Here’s some tasty food for thought leading into a telling Astros stretch

Here’s some tasty food for thought leading into a telling Astros stretch
The Astros have some tough opponents coming up. Photo by Bob Levey/Getty Images.

The Astros 6-7 record entering the season’s third week is mildly disappointing but nothing worse. Splitting the six games they’ve had with the Tigers and Pirates does not say juggernaut, but it’s no big deal. Even though the Tigers opened 2-1 against the Astros, 0-8 vs. everybody else. 162 game season, stuff happens. Minus Justin Verlander and Jose Altuve (despite Maurice Dubon’s surprisingly good start at the plate) the Astros can’t be the juggernaut they were in 2022. This still projects to be a very good team and remains the clear favorite in the American League West. As for the American League’s overall hierarchy, if the Tampa Bay Rays are going 162-0 this season, they will be very hard to catch.

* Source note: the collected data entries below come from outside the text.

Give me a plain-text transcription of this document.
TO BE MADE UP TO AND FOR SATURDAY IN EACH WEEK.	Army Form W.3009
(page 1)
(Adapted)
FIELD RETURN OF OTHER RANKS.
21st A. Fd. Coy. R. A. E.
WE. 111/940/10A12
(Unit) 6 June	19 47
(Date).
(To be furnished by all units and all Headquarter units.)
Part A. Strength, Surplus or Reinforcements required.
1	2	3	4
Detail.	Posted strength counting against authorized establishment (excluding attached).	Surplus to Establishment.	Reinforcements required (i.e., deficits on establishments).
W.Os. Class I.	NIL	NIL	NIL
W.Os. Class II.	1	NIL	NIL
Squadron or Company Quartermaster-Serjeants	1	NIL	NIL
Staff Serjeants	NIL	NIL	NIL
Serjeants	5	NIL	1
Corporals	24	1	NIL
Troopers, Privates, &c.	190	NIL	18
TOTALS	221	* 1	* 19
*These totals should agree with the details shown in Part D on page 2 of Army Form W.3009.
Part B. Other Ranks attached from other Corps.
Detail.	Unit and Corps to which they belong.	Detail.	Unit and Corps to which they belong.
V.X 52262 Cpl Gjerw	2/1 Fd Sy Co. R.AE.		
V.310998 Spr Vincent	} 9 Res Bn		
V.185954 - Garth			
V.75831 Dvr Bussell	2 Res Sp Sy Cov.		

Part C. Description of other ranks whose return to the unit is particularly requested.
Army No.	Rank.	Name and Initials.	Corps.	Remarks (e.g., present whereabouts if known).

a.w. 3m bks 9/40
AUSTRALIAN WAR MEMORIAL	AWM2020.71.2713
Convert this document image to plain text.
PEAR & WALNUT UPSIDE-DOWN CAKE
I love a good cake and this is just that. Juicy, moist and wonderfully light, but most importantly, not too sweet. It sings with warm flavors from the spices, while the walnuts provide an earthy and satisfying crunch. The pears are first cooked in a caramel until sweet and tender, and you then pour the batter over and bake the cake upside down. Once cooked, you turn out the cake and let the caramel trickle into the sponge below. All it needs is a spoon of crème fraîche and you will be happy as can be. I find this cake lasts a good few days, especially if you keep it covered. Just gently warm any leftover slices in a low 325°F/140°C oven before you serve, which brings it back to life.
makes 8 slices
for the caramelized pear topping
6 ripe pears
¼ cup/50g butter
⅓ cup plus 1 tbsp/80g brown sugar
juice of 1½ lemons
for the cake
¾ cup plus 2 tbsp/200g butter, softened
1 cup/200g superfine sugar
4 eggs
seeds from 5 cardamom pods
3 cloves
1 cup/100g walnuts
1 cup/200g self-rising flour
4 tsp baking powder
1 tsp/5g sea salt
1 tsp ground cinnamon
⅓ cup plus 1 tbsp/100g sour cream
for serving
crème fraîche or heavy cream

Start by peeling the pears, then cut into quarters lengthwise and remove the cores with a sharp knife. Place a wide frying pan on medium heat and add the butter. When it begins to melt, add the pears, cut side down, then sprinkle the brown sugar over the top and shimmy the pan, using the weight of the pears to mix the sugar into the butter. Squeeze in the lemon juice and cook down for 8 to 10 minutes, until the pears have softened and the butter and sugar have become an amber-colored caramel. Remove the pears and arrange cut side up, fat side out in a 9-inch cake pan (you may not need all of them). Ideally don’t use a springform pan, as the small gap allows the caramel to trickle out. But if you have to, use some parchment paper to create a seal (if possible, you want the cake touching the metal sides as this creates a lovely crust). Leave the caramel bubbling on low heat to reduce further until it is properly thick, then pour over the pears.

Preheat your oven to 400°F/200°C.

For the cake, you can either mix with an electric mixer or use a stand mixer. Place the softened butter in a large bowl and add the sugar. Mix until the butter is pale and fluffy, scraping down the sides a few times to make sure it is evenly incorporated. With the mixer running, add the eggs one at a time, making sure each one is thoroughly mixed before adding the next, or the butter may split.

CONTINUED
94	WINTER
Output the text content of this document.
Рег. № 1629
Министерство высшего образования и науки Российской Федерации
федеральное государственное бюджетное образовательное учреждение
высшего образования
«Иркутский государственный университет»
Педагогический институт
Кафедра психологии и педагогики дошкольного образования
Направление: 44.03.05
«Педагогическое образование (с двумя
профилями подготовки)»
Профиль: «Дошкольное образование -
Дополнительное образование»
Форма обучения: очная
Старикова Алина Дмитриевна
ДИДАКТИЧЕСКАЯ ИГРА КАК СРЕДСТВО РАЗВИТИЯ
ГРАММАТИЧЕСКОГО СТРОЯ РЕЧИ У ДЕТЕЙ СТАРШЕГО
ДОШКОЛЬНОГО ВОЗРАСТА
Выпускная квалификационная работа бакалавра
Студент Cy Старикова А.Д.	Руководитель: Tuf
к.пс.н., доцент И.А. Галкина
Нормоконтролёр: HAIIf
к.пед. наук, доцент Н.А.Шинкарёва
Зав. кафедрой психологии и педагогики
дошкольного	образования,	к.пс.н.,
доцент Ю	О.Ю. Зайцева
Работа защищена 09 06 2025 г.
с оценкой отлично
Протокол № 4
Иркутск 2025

The next two weeks do not remotely comprise a make-or-break portion of the Astros’ schedule, but if they don’t raise their level of play some, the Astros will look to be the most vulnerable they’ve been in years (with the exception of the short 2020 COVID season). The much improved Texas Rangers are in for the weekend, though they arrive having lost shortstop Corey Seager to a bad hamstring pull that will sideline him for at least a month. The Astros also will not face new Rangers’ ace starting pitcher Jacob DeGrom. After the Rangers George Springer and the rest of the very good Toronto Blue Jays are here, before the Astros hit the road for series in Atlanta against the high-quality Braves and then St. Petersburg against those thus far unbeatable Rays. They are all three game series. Anything better than 6-6 would be excellent and have the Astros over .500.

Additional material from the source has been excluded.